Apollo Spacecraft S Band Communication System, Part 27—Adding Quindar Tones to Voice Communication

If you’ve heard recordings of the voice communications during the Apollo program, you may have noticed the beeps at the start and end of transmissions from Earth (but not on those from space).

These were called “Quindar tones” after the name of the company that manufactured the equipment that generated and used them to control the Earth-based transmitter that relayed voice to the spacecraft. When the capsule communicator (CapCom) in mission control pressed the “push-to-talk” button, a 250 millisecond sine wave tone at 2525 hertz was emitted, and when he released the button, a 2475 hertz tone of the same length was sent. These were relayed, along with the audio, to the Deep Space Network ground station in contact with the spacecraft at the time and used to turn on the transmitter at the start of the voice message and off at the end. Sending these control signals as audio avoided NASA’s having to lease an additional communication line to control the transmitter which, in the days of Ma Bell’s monopoly, would have been very expensive even for NASA.

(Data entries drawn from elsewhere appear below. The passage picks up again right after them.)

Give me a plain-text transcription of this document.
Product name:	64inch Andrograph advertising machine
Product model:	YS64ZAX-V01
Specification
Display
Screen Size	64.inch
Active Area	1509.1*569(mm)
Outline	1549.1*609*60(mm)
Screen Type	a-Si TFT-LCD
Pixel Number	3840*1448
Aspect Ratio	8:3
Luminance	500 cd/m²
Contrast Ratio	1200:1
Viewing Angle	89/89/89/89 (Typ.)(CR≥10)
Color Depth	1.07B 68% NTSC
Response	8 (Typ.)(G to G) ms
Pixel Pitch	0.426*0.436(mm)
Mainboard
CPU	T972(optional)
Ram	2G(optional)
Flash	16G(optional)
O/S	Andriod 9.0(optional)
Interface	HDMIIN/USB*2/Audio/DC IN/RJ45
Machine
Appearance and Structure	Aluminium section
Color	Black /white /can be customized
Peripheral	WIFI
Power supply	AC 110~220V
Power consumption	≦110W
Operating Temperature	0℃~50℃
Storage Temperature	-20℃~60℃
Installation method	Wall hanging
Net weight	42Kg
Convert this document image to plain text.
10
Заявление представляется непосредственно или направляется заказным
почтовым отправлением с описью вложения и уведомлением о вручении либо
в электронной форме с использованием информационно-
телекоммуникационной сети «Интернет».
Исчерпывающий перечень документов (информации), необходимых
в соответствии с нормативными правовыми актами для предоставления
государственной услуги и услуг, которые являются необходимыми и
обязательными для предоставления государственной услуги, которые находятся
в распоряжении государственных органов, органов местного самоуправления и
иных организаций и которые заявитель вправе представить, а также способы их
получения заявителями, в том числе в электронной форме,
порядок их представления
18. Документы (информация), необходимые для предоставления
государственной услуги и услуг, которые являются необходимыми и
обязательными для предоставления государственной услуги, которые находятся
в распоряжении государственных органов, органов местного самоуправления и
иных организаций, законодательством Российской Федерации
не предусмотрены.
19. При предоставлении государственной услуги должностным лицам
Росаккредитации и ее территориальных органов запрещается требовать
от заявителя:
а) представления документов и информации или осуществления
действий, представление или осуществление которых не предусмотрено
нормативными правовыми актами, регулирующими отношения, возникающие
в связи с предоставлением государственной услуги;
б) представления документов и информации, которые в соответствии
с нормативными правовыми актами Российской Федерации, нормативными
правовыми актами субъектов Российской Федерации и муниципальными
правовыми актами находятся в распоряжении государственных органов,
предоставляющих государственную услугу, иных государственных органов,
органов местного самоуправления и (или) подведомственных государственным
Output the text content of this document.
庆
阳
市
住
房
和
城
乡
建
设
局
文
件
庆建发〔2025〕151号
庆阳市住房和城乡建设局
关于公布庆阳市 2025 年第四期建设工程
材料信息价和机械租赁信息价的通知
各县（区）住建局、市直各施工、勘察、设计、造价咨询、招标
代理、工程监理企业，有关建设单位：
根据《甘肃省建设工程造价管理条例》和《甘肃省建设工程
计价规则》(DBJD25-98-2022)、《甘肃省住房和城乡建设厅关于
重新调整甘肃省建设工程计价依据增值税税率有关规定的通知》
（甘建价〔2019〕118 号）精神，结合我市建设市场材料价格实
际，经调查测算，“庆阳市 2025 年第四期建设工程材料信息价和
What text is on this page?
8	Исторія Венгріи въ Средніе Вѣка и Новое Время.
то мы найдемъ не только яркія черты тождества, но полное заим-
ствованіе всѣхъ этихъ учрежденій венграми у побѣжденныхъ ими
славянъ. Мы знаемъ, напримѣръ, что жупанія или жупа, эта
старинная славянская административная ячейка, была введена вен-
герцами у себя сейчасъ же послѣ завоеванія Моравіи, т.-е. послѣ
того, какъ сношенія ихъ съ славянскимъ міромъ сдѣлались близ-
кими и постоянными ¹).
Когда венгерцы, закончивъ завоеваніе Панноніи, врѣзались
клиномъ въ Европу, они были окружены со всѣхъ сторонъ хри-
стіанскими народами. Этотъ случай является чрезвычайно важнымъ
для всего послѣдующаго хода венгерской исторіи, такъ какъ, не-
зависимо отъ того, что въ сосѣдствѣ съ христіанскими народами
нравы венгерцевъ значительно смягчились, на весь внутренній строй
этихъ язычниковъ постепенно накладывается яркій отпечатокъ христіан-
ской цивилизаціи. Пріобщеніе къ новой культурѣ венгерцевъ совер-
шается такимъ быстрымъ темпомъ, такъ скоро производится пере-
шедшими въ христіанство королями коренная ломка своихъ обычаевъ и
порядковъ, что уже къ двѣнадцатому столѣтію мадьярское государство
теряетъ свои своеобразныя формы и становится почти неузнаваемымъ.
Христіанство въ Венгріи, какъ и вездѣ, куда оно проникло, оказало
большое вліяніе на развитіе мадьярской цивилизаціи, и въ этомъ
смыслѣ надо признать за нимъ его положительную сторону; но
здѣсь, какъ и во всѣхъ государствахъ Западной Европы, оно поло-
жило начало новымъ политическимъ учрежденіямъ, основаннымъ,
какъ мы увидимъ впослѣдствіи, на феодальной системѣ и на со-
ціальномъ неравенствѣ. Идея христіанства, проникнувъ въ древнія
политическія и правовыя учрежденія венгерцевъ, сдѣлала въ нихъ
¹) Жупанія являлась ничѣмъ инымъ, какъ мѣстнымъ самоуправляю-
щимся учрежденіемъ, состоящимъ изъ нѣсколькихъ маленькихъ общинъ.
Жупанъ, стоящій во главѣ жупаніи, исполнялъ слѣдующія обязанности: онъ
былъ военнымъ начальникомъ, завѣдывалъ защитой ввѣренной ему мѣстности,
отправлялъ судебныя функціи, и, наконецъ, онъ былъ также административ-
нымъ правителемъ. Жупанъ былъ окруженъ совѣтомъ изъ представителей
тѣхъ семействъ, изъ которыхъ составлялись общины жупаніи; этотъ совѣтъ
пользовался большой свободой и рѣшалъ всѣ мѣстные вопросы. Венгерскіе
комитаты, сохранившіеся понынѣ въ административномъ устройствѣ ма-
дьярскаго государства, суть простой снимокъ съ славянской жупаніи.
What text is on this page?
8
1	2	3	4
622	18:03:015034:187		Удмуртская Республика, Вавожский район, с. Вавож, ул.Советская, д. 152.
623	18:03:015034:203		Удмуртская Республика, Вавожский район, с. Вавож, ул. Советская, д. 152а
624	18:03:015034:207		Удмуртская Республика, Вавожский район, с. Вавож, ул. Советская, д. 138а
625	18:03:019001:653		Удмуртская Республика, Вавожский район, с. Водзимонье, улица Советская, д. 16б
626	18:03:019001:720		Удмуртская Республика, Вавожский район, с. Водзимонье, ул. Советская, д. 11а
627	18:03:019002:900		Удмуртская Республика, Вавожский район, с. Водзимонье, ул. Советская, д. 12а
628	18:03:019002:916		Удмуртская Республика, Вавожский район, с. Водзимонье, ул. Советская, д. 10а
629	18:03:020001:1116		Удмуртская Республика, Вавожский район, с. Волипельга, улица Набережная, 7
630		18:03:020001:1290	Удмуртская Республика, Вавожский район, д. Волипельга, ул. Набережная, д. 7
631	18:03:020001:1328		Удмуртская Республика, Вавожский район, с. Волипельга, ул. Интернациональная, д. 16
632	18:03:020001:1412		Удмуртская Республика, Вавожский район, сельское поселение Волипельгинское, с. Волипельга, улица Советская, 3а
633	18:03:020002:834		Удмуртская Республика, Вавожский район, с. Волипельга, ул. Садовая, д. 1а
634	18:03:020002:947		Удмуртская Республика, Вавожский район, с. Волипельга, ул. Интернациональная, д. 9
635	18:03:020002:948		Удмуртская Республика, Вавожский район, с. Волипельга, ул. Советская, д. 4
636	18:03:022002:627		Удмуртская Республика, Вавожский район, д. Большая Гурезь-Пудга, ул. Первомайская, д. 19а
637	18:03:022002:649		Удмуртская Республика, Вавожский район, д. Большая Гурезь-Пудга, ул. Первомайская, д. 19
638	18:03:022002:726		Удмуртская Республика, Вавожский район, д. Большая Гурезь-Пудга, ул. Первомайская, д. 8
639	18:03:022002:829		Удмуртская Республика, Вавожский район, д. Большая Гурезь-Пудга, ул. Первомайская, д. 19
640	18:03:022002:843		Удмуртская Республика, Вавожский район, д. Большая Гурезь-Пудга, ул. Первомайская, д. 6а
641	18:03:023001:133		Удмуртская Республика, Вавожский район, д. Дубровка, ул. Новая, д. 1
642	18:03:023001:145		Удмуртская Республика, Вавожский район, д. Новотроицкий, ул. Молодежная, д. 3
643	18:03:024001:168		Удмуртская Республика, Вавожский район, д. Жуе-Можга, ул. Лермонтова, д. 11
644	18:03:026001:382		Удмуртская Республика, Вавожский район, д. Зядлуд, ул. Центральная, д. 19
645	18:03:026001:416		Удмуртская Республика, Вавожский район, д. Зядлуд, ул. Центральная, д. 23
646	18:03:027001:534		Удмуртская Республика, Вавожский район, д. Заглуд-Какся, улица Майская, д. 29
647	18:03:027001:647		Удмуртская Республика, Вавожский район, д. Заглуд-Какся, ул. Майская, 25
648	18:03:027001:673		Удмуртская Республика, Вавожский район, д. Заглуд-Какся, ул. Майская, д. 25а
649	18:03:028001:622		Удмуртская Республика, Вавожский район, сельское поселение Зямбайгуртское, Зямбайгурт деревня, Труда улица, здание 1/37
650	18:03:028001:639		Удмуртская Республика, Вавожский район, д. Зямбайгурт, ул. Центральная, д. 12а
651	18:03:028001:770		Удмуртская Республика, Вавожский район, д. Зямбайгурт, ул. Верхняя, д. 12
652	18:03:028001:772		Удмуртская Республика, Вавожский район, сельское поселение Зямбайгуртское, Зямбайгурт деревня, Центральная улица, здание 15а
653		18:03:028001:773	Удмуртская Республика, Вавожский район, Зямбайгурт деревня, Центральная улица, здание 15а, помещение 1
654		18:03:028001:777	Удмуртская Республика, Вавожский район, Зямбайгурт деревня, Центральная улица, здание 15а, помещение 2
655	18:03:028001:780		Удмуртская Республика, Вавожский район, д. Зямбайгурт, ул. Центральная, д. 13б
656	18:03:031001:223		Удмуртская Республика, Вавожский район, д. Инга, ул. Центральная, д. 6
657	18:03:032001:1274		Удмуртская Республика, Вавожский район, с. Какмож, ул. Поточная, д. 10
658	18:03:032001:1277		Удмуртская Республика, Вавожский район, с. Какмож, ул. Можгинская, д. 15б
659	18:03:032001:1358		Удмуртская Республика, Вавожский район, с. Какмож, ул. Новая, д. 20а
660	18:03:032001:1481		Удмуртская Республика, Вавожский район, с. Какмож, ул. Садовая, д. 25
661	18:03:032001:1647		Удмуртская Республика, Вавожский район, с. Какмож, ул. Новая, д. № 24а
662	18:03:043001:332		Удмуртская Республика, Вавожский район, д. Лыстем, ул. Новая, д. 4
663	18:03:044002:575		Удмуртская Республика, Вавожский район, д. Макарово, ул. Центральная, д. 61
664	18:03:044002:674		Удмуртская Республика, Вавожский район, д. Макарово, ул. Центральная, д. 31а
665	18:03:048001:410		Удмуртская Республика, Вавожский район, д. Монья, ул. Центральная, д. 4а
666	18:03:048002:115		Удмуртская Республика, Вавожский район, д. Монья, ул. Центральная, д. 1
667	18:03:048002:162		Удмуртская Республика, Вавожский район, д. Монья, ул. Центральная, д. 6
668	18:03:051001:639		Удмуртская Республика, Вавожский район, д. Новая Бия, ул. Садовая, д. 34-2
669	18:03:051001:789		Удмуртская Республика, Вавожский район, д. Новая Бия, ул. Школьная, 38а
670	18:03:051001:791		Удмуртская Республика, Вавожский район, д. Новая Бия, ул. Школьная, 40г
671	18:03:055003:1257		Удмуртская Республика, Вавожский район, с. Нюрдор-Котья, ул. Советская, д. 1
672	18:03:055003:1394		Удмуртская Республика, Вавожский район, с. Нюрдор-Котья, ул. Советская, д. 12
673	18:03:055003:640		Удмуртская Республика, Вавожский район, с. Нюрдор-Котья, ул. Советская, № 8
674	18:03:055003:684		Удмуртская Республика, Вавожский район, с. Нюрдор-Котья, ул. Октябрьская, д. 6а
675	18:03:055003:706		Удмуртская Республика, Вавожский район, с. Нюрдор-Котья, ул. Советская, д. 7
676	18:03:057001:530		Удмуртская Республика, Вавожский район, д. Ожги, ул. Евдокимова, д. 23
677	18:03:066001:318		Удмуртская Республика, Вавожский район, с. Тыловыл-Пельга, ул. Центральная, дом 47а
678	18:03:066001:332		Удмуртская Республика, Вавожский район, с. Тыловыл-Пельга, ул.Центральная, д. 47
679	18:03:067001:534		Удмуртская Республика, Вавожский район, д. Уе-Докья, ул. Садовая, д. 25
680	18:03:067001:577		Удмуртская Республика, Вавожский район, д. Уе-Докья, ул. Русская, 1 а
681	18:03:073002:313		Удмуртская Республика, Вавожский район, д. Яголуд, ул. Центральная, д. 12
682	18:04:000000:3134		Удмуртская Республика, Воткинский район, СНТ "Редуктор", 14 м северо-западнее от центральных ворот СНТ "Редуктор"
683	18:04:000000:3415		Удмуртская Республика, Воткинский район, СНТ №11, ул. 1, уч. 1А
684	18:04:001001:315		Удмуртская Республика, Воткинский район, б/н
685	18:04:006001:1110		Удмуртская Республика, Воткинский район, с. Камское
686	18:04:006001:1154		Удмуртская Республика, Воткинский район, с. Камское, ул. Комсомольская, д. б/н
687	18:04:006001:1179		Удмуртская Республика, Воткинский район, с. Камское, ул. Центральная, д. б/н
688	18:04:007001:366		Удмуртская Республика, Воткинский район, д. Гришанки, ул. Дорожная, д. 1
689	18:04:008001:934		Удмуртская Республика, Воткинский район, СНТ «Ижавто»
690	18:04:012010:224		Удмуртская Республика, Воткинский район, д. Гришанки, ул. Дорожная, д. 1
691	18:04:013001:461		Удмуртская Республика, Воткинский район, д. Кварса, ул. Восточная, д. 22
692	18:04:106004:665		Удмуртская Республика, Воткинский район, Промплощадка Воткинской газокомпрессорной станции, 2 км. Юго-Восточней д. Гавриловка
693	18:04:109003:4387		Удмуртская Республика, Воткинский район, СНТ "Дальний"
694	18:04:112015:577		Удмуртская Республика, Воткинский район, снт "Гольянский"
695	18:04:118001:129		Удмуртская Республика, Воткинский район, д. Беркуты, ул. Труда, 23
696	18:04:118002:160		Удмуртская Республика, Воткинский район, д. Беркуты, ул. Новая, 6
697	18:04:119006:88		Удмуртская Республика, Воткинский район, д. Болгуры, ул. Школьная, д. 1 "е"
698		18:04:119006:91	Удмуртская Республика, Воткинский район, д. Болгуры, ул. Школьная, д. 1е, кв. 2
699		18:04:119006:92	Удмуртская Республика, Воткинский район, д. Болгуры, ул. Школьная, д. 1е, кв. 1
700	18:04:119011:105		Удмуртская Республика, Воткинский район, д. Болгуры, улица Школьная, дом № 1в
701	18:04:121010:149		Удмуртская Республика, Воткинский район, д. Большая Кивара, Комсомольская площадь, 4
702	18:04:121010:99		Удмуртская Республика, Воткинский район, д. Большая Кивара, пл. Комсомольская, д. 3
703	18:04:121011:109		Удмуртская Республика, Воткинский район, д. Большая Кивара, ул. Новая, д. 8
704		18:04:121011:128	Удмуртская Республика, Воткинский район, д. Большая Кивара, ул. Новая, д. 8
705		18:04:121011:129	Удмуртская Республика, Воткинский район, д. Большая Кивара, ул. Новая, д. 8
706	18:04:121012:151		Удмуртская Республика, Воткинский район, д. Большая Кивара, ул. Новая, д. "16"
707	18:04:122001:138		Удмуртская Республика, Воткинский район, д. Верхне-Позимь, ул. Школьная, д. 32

Although designed to control the transmitting equipment, astronauts found the Quindar tones useful to alert them to “listen up” when a message from Earth was incoming and tell them when the transmission was complete. The latter was particularly useful when operating far from the Earth where the speed of light delay could be more than a second from Earth to the vicinity of the Moon, as it told them when the CapCom was done speaking and they could respond without “stepping on” an in-progress transmission.

In the Space Shuttle era, the same system was used for transmissions on the half-duplex UHF voice channel used in early missions. Later, when digital space to ground communication was implemented, the tones were no longer required to control transmitters, but astronauts found them useful and they were retained as a cue for the crew.

Quindar tones continue to be used in communications with SpaceX Crew Dragon flights.